Pub Date: Aug. 12th, 2013
ISBN: 978-1-4917-0259-8
Publisher: iUniverse

A personal vocabulary of strength and grace marks Hitchens’ (Sitting with Warrior, 2010) new book of poems.

Tied to the spirit world at every turn, this collection insists on the individual’s ability to feel humility as a creature inside a vast, complex world and to extend compassion to others.
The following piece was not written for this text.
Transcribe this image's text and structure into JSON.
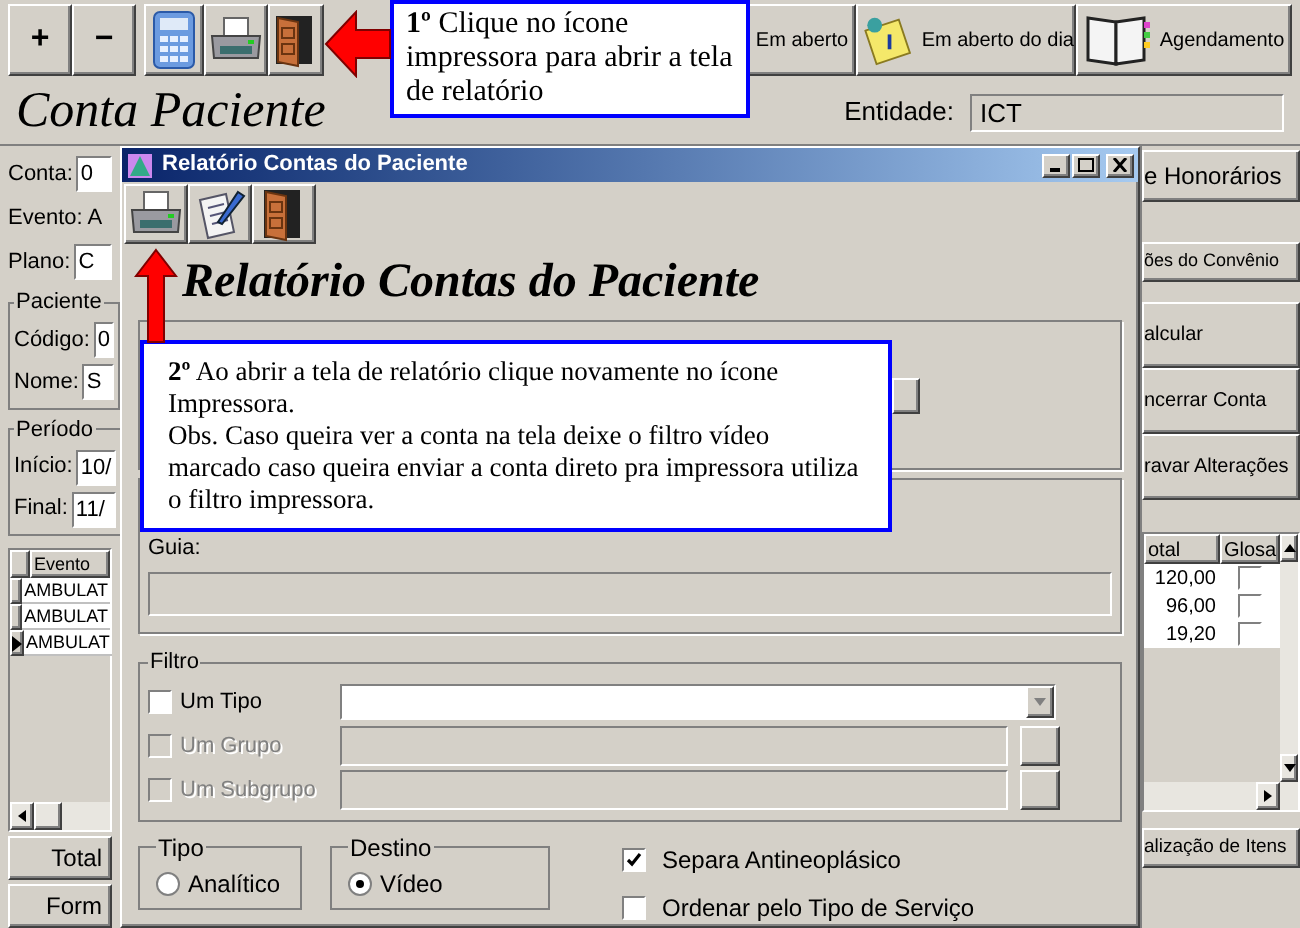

The poems take risks but rarely suffer from banality. Sometimes a set of overcrowded lines may be off-putting; for example, in “walking the barrens of belief / the wastelands of conjecture / and the deserts of assumption,” the speaker begins to disappear behind metaphor. Occasional all-caps words seem to shout more than necessary. Yet the poems’ search for essences, or the “attar” of wisdom, inspires an inclusive poetics that binds the knowledge of the Old Ones to contemporary experience.  As a Marine Corps veteran of Vietnam, the poet speaks powerfully about personal and national loss in a long, segmented poem called “Storm.”  The recollected images are graphic and thoughtful, apparently pinned together from memories of combat and its difficult aftermath.  The warrior ethos structures “I am Warrior,” in which cosmic, geographic, and climatological forces reflect and naturalize the warrior’s power. Wordplay further enriches the figure: “I am the scenting of scent, / the misting of mist, / the blooming of blooms, / the ripping of riptide / I am Warrior.” From “Medicine Bird,” the first poem in the collection, to “Thunderstruck,” the last, the true quest is for vision and awareness: “To be en-lightened—go into light, onto light— / is to be alive!” The search for knowledge may lead the narrator into a meditation on the injustices of poverty or the heights of romantic love. Physicality itself is depicted as an otherworldly experience, and the few poems about sex lift off the ground and celebrate a union of spirits as much as bodies. The attainment of insight is shown to equate to an orgasmic generosity, as “It’s in seeing poorly that we make poor lovers.” It’s an attractive philosophy: we must dare to love in order to live.

A meditative collection to read outside, with the wind and one’s breath commingling.